Earlier investigative accounts estimated the company’s entire compute expenditure at roughly $5.6 billion for 2024, with its cost of revenue in the first half of 2025 hovering around $2.5 billion. A source familiar with internal operations further clarified to TechCrunch that OpenAI’s training costs are largely non-cash—mostly offset through compute credits extended by Microsoft as part of its multibillion-dollar investment package. In contrast, the vast majority of inference expenditures are actual cash outflows, representing true operational spending. Training refers primarily to the massive cloud workloads that teach AI models to understand and generate text, while inference refers to using those models in production—a distinction with enormous financial implications.

Collectively, these figures present a somewhat sobering financial picture. The data imply that OpenAI, while generating exceptional revenue, might still be spending an equal or even greater sum to sustain ongoing inference operations. This imbalance, though common in capital-intensive technology fields, has sparked significant commentary within both financial and technological circles—fueling discussions about whether the current wave of AI investment reflects sustainable innovation or an overheated speculative bubble. If the sector’s most prominent figurehead remains in deficit, what does that signal for the multitude of startups and multinationals racing to capture value in the same domain, often at equally dizzying valuations?
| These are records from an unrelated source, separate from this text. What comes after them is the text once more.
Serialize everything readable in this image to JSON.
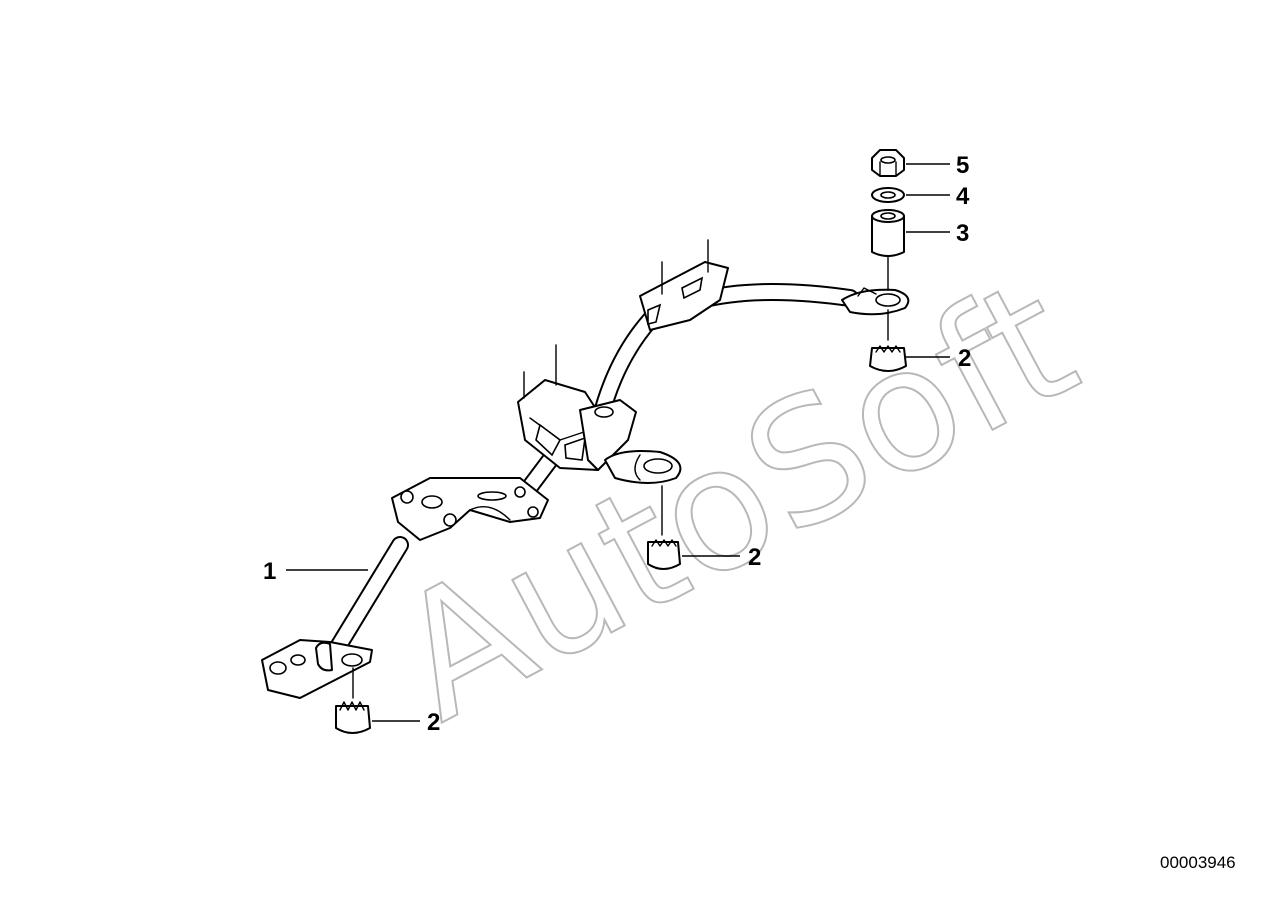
{
  "diagram_number": "00003946",
  "watermark": "AutoSoft",
  "callouts": [
    {
      "id": "label-1",
      "text": "1"
    },
    {
      "id": "label-2a",
      "text": "2"
    },
    {
      "id": "label-2b",
      "text": "2"
    },
    {
      "id": "label-2c",
      "text": "2"
    },
    {
      "id": "label-3",
      "text": "3"
    },
    {
      "id": "label-4",
      "text": "4"
    },
    {
      "id": "label-5",
      "text": "5"
    }
  ]
}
Both OpenAI and Microsoft have declined to comment publicly on the specifics of these disclosures. TechCrunch noted that its inquiries to representatives from each company were either unanswered or met with a ‘no comment’ response. The silence underscores how sensitive and strategically crucial such financial information remains in a landscape dominated by competition, hype, and massive infrastructural costs.

For readers possessing confidential information, TechCrunch encourages secure communications regarding the ongoing investigation into the economics and internal dynamics of the AI industry—an industry where decisions made in corporate boardrooms reverberate across global markets and into people’s everyday technologies. Thus, the unfolding story of OpenAI’s balance between innovation, cost, and profitability continues to serve as both a cautionary tale and a testament to the breathtaking pace at which artificial intelligence reshapes the modern technological economy.